Я усмехнулся. На небе, вероятно ещё не видели такого способа очищения кармы, но на земле это работало. С каждым извинением, с каждым неловким разговором бабушка становилась чуть более… не знаю, прозрачной? Нет, не в буквальном смысле. Она оставалась такой же, но что-то в ее ауре словно менялось. Каждый прощенный грех будто снимал с нее одну невидимую цепь.
Дома она, как обычно, первым делом пошла на кухню. Поставила чайник, достала из холодильника вчерашние котлеты, и с презрением посмотрела на них.
— Я сейчас на сковородке их погрею, — заявила она. — Котлеты нужно есть тёплыми. Ты, когда в последний раз нормально питался до моего прихода?
— В день похорон, — честно ответил я. — Поминки были хорошие.
— Поминки… — передразнила она. — На поминках люди не для того чтобы поестьсобираются. Хотя оливье по моему рецепту у тебя удался, жаль я не смогла попробовать.
— Ба… — начал я, глядя на то, как она ловко переворачивает котлеты, — …а что будет, когда мы всё исправим и ты окончательно очистишься?
Она помолчала, и с лёгкой грустью в голосе ответила:
— Я уйду, Паш. Уйду насовсем туда, куда должна была уйти ещё сорок дней назад.
Я кивнул. Это было очевидно, и больно одновременно, но эта боль была правильной - не той, что душила меня после похорон. Появление бабушки словно напомнило мне о том, что даже у смерти есть смысл.

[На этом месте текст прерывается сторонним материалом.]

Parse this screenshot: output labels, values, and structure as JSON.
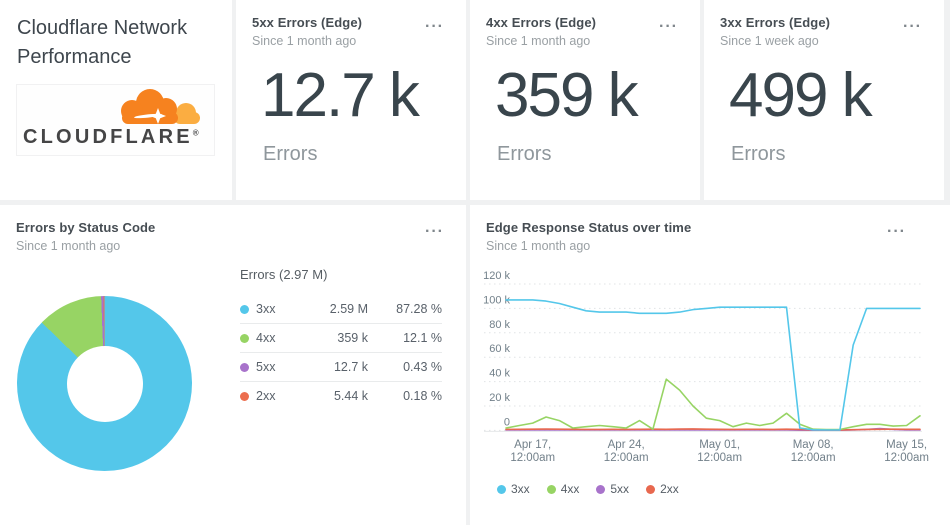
{
  "theme": {
    "background": "#f0f1f2",
    "card_bg": "#ffffff",
    "title_color": "#3e464d",
    "subtitle_color": "#9aa0a4",
    "value_color": "#39454c",
    "axis_color": "#72808a",
    "grid_color": "#e0e3e5"
  },
  "icons": {
    "more_menu": "···"
  },
  "title_card": {
    "line1": "Cloudflare Network",
    "line2": "Performance",
    "logo_text": "CLOUDFLARE",
    "logo_mark": "®",
    "logo_orange": "#f6821f",
    "logo_light_orange": "#fbad41",
    "logo_text_color": "#454546"
  },
  "kpi_cards": [
    {
      "title": "5xx Errors (Edge)",
      "subtitle": "Since 1 month ago",
      "value": "12.7 k",
      "unit": "Errors"
    },
    {
      "title": "4xx Errors (Edge)",
      "subtitle": "Since 1 month ago",
      "value": "359 k",
      "unit": "Errors"
    },
    {
      "title": "3xx Errors (Edge)",
      "subtitle": "Since 1 week ago",
      "value": "499 k",
      "unit": "Errors"
    }
  ],
  "pie_card": {
    "title": "Errors by Status Code",
    "subtitle": "Since 1 month ago",
    "table_title": "Errors (2.97 M)"
  },
  "line_card": {
    "title": "Edge Response Status over time",
    "subtitle": "Since 1 month ago"
  },
  "chart_data": [
    {
      "type": "pie",
      "title": "Errors by Status Code",
      "donut": true,
      "total_label": "Errors (2.97 M)",
      "total_value": 2970000,
      "slices": [
        {
          "label": "3xx",
          "value": 2590000,
          "display": "2.59 M",
          "pct": 87.28,
          "pct_display": "87.28 %",
          "color": "#54c7ea"
        },
        {
          "label": "4xx",
          "value": 359000,
          "display": "359 k",
          "pct": 12.1,
          "pct_display": "12.1 %",
          "color": "#97d464"
        },
        {
          "label": "5xx",
          "value": 12700,
          "display": "12.7 k",
          "pct": 0.43,
          "pct_display": "0.43 %",
          "color": "#a873cb"
        },
        {
          "label": "2xx",
          "value": 5440,
          "display": "5.44 k",
          "pct": 0.18,
          "pct_display": "0.18 %",
          "color": "#ec6e4f"
        }
      ]
    },
    {
      "type": "line",
      "title": "Edge Response Status over time",
      "values_unit": "thousands",
      "ylim_thousands": [
        0,
        120
      ],
      "x_start": "Apr 15, 12:00am",
      "x_step": "1 day",
      "grid": "dashed-horizontal",
      "legend_position": "bottom-left",
      "y_ticks": [
        {
          "value": 120,
          "label": "120 k"
        },
        {
          "value": 100,
          "label": "100 k"
        },
        {
          "value": 80,
          "label": "80 k"
        },
        {
          "value": 60,
          "label": "60 k"
        },
        {
          "value": 40,
          "label": "40 k"
        },
        {
          "value": 20,
          "label": "20 k"
        },
        {
          "value": 0,
          "label": "0"
        }
      ],
      "x_ticks": [
        {
          "index": 2,
          "line1": "Apr 17,",
          "line2": "12:00am"
        },
        {
          "index": 9,
          "line1": "Apr 24,",
          "line2": "12:00am"
        },
        {
          "index": 16,
          "line1": "May 01,",
          "line2": "12:00am"
        },
        {
          "index": 23,
          "line1": "May 08,",
          "line2": "12:00am"
        },
        {
          "index": 30,
          "line1": "May 15,",
          "line2": "12:00am"
        }
      ],
      "legend": [
        "3xx",
        "4xx",
        "5xx",
        "2xx"
      ],
      "series": [
        {
          "name": "5xx",
          "color": "#a873cb",
          "values": [
            0.3,
            0.3,
            0.3,
            0.3,
            0.3,
            0.3,
            0.3,
            0.3,
            0.3,
            0.3,
            0.3,
            0.3,
            0.3,
            0.3,
            0.3,
            0.3,
            0.3,
            0.3,
            0.3,
            0.3,
            0.3,
            0.3,
            0.2,
            0.2,
            0.2,
            0.2,
            0.3,
            0.8,
            1.5,
            0.8,
            0.3,
            0.3
          ]
        },
        {
          "name": "2xx",
          "color": "#e8684f",
          "values": [
            0.8,
            0.9,
            1.0,
            1.1,
            1.0,
            0.9,
            0.8,
            0.8,
            0.9,
            0.8,
            0.9,
            1.0,
            0.9,
            1.1,
            1.2,
            1.0,
            0.9,
            0.8,
            0.9,
            0.9,
            0.8,
            1.0,
            0.8,
            0.5,
            0.4,
            0.4,
            0.6,
            0.8,
            0.9,
            1.0,
            0.9,
            0.9
          ]
        },
        {
          "name": "4xx",
          "color": "#97d464",
          "values": [
            2,
            4,
            6,
            11,
            8,
            2,
            3,
            4,
            3,
            2,
            8,
            1,
            42,
            33,
            20,
            10,
            8,
            3,
            6,
            4,
            6,
            14,
            5,
            1,
            0.7,
            0.7,
            3,
            5,
            5,
            3.5,
            4,
            12
          ]
        },
        {
          "name": "3xx",
          "color": "#54c7ea",
          "values": [
            107,
            107,
            107,
            106,
            104,
            101,
            98,
            97,
            97,
            97,
            96,
            96,
            96,
            97,
            99,
            100,
            101,
            101,
            101,
            101,
            101,
            101,
            2,
            0.5,
            0.3,
            0.3,
            70,
            100,
            100,
            100,
            100,
            100
          ]
        }
      ]
    }
  ]
}
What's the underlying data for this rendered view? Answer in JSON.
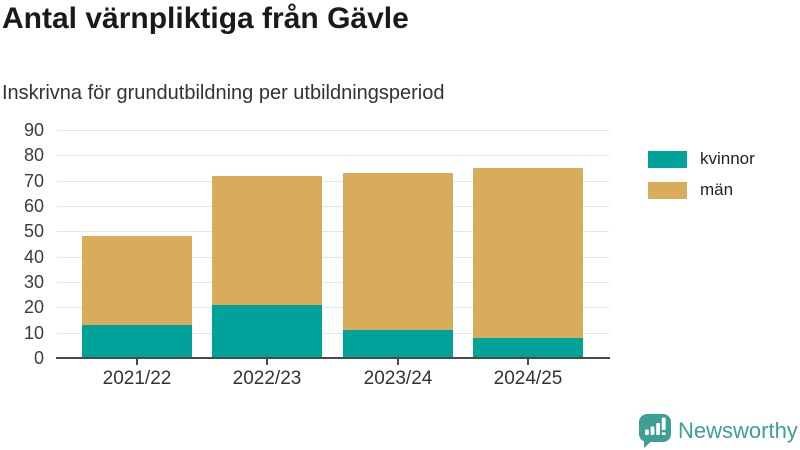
{
  "title": "Antal värnpliktiga från Gävle",
  "subtitle": "Inskrivna för grundutbildning per utbildningsperiod",
  "branding": {
    "logo_text": "Newsworthy",
    "logo_icon": "bar-chart-speech-bubble-icon",
    "brand_color": "#3D9F96"
  },
  "legend": {
    "items": [
      {
        "label": "kvinnor",
        "color": "#00A29A"
      },
      {
        "label": "män",
        "color": "#D9AC5C"
      }
    ]
  },
  "chart_data": {
    "type": "bar",
    "stacked": true,
    "title": "Antal värnpliktiga från Gävle",
    "subtitle": "Inskrivna för grundutbildning per utbildningsperiod",
    "categories": [
      "2021/22",
      "2022/23",
      "2023/24",
      "2024/25"
    ],
    "series": [
      {
        "name": "kvinnor",
        "color": "#00A29A",
        "values": [
          13,
          21,
          11,
          8
        ]
      },
      {
        "name": "män",
        "color": "#D9AC5C",
        "values": [
          35,
          51,
          62,
          67
        ]
      }
    ],
    "totals": [
      48,
      72,
      73,
      75
    ],
    "xlabel": "",
    "ylabel": "",
    "ylim": [
      0,
      90
    ],
    "yticks": [
      0,
      10,
      20,
      30,
      40,
      50,
      60,
      70,
      80,
      90
    ],
    "grid": true,
    "gridline_color": "#e5e5e5",
    "axis_color": "#4a4a4a",
    "legend_position": "right",
    "background": "#ffffff"
  }
}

— Тогда давай не торопиться, — предложил я. — У нас еще много грехов по плану. Может, даже обнаружим с тобой парочку новых.
Бабушка обернулась ко мне, и в ее глаза сверкнули. Казалось. будто демоны внутри нее подмигнули мне в ответ.

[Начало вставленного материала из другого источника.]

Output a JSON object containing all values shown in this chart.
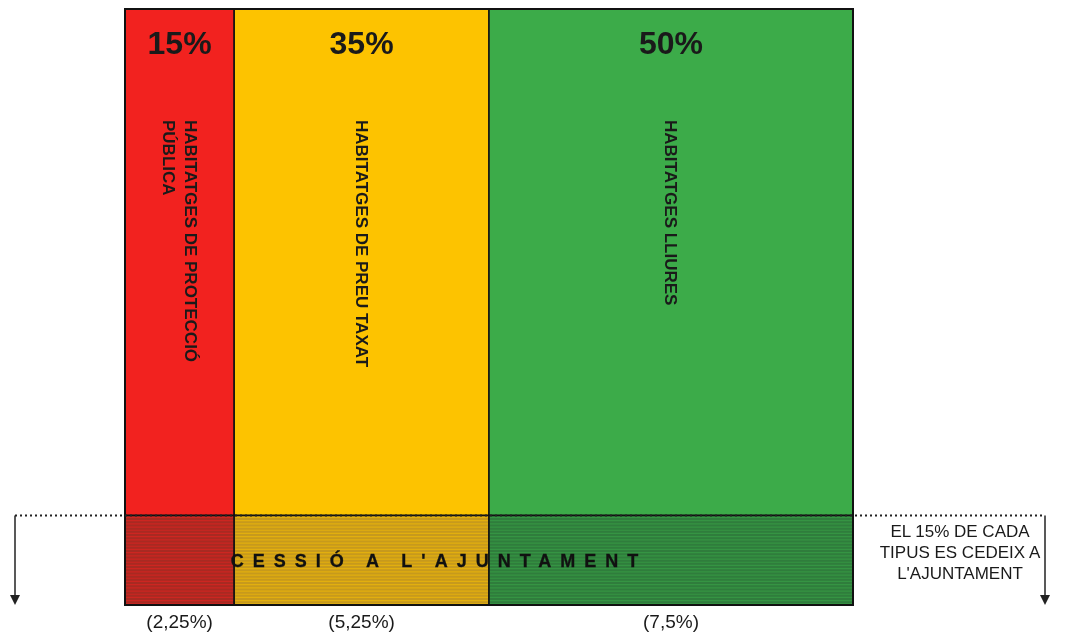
{
  "chart_data": {
    "type": "other",
    "categories": [
      "HABITATGES DE PROTECCIÓ PÚBLICA",
      "HABITATGES DE PREU TAXAT",
      "HABITATGES LLIURES"
    ],
    "series": [
      {
        "colors": [
          "#f2221f",
          "#fdc300",
          "#3cab49"
        ],
        "values": [
          15,
          35,
          50
        ],
        "value_labels": [
          "15%",
          "35%",
          "50%"
        ]
      },
      {
        "name": "CESSIÓ A L'AJUNTAMENT",
        "colors": [
          "#a82a22",
          "#c79a1c",
          "#2f7d3c"
        ],
        "values": [
          2.25,
          5.25,
          7.5
        ],
        "value_labels": [
          "(2,25%)",
          "(5,25%)",
          "(7,5%)"
        ]
      }
    ],
    "annotations": [
      "EL 15% DE CADA TIPUS ES CEDEIX A L'AJUNTAMENT"
    ],
    "legend": false
  }
}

— Я так и знала, что ты так скажешь, — она поставила передо мной тарелку. — Ешь, нам силы понадобятся. И поспасть ложись сегодня пораньше, а то вечно гойкаешь до трех часов ночи.
***
Зинаида Марковна сидела на кухне, и курила уже пятую по счёту сигарету. Пашка спал в своей комнате, раскинувшись на диване и мирно сопел, вызывая у бабушки приступ нежности. Край одеяла сполз на пол, от чего одна нога торчала наружу. Женщина хотела было подоткнуть одеяло совсем как ребёнку, но это желание повисло где-то в воздухе и мгновенно растворилось. Спать Зинаиде не полагалось по статусу, да и совсем не хотелось, ведь сон для мертвых - штука весьма бессмысленная.
Женщина, встала со стула и повернулась к окну. На улице молодая пара громко выясняла отношения, от чего она поморщилась.
— Совсем как в старые добрые…— шепотом произнесла она и прикрыла глаза.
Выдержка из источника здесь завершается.